Editorial du « Monde ». Ce n’est pas, bien sûr, un geste aussi historique que la désignation de Barack Hussein Obama par le Parti démocrate pour affronter le sénateur républicain John McCain en 2008. Ni, a fortiori, que l’élection du premier Afro-Américain à la Maison Blanche, cent quarante-cinq ans après l’abolition de l’esclavage. Mais la décision de Joe Biden, le candidat à la succession de Donald Trump, de faire de la sénatrice de Californie Kamala Harris sa colistière pour l’élection du 3 novembre est, elle aussi, historique.
Après quatre ans d’une présidence marquée par une régression des droits des femmes et des minorités, une femme noire va porter les couleurs du Parti démocrate pour la vice-présidence des Etats-Unis. L’Amérique avait déjà connu une prétendante afro-américaine à la Maison Blanche (la New-Yorkaise Shirley Chisholm fut candidate aux primaires en 1972). Une démocrate candidate à la vice-présidence : Geraldine Ferraro, en 1984, choisie par Walter Mondale. Et, bien sûr, la première femme investie pour la présidentielle par l’un des deux grands partis : Hillary Clinton, en 2016. Aucune n’a été élue.
Si Joe Biden, qui devance nettement Donald Trump dans les sondages, l’emporte le 3 novembre, Kamala Harris, 55 ans, fille d’un professeur d’économie jamaïcain et d’une oncologiste indienne, deviendra la première femme vice-présidente des Etats-Unis. Joe Biden ayant 77 ans, elle aura le pied à l’étrier pour l’élection de 2024.

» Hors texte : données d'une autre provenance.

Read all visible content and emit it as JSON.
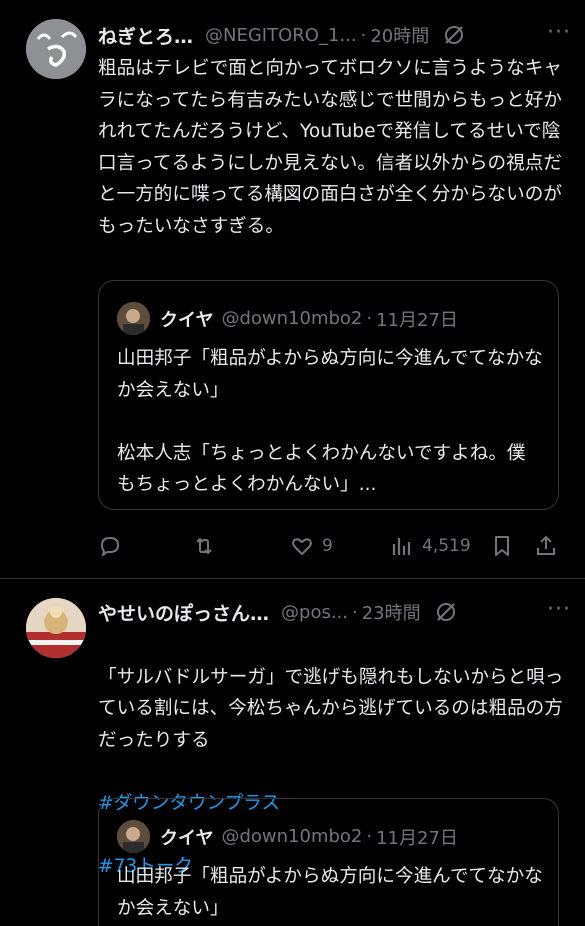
{
  "tweets": [
    {
      "author_name": "ねぎとろ…",
      "handle": "@NEGITORO_1...",
      "separator": "·",
      "time": "20時間",
      "more": "···",
      "text": "粗品はテレビで面と向かってボロクソに言うようなキャラになってたら有吉みたいな感じで世間からもっと好かれれてたんだろうけど、YouTubeで発信してるせいで陰口言ってるようにしか見えない。信者以外からの視点だと一方的に喋ってる構図の面白さが全く分からないのがもったいなさすぎる。",
      "quote": {
        "author_name": "クイヤ",
        "handle": "@down10mbo2",
        "separator": "·",
        "date": "11月27日",
        "text": "山田邦子「粗品がよからぬ方向に今進んでてなかなか会えない」\n\n松本人志「ちょっとよくわかんないですよね。僕もちょっとよくわかんない」..."
      },
      "actions": {
        "reply_count": "",
        "retweet_count": "",
        "like_count": "9",
        "views_count": "4,519"
      }
    },
    {
      "author_name": "やせいのぽっさん…",
      "handle": "@pos...",
      "separator": "·",
      "time": "23時間",
      "more": "···",
      "text": "「サルバドルサーガ」で逃げも隠れもしないからと唄っている割には、今松ちゃんから逃げているのは粗品の方だったりする",
      "hashtags": [
        "#ダウンタウンプラス",
        "#73トーク"
      ],
      "quote": {
        "author_name": "クイヤ",
        "handle": "@down10mbo2",
        "separator": "·",
        "date": "11月27日",
        "text": "山田邦子「粗品がよからぬ方向に今進んでてなかなか会えない」"
      }
    }
  ],
  "icons": {
    "grok": "grok-icon",
    "reply": "reply-icon",
    "retweet": "retweet-icon",
    "like": "heart-icon",
    "views": "views-icon",
    "bookmark": "bookmark-icon",
    "share": "share-icon"
  },
  "colors": {
    "background": "#000000",
    "text": "#e7e9ea",
    "secondary": "#71767b",
    "link": "#1d9bf0",
    "border": "#2f3336"
  }
}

Partie très tôt dans la course, décomplexée sur ses « ambitions » – la question piège dès qu’il s’agit de candidature féminine –, Kamala Harris a fait preuve de sa pugnacité pendant les primaires, tout en arborant un sourire permanent, comme pour adoucir, auprès de la gauche progressiste, son allure accusatoire d’ancienne procureure « dure contre le crime ». Joe Biden a sans doute jugé que cette qualité lui servirait, en revanche, face au candidat de « la loi et l’ordre » qu’entend être Donald Trump. Il ne lui a pas tenu rigueur de l’avoir bousculé pendant les primaires sur des attitudes vieilles de trente ans et aujourd’hui jugées racistes.
Loyauté
La sénatrice, qui a dix-sept ans de moins qu’Hillary Clinton, quinze ans de moins qu’Elizabeth Warren, offre aussi une perspective de mobilisation des jeunes électeurs, peu enthousiasmés par la candidature d’un septuagénaire ayant passé trente ans dans les couloirs du Sénat. Sur le plan de la carte électorale, « Kamala » apporte enfin un espoir de mobilisation renforcée en Géorgie ou en Caroline du Nord, deux Etats où la participation des Afro-Américains peut faire la différence.
Après l’échec de Mme Clinton devant un candidat connu pour sa goujaterie et ses propos sexistes, les femmes démocrates avaient été abasourdies. En 2018, elles sont reparties à l’assaut, à l’occasion des élections de mi-mandat : un nombre record de femmes sont entrées au Congrès. Dans la perspective de la présidentielle, elles étaient six candidates – dont Kamala Harris – à briguer l’investiture démocrate, un témoignage de la vitalité du parti à l’époque de Donald Trump.
Selon le Center for American Women and Politics de l’université Rutgers, 2020 pourrait être une nouvelle « année des femmes », avec une présence record de candidates issues de minorités (267). Les féministes « black » ne manquent jamais de rappeler que 53 % des femmes blanches ont voté pour Trump, alors que 94 % des Noires ont voté pour Clinton en 2016. A un moment où la pandémie les a placées en première ligne, elles estiment que leur moment est venu. Joe Biden pouvait difficilement faire moins que de reconnaître leur loyauté.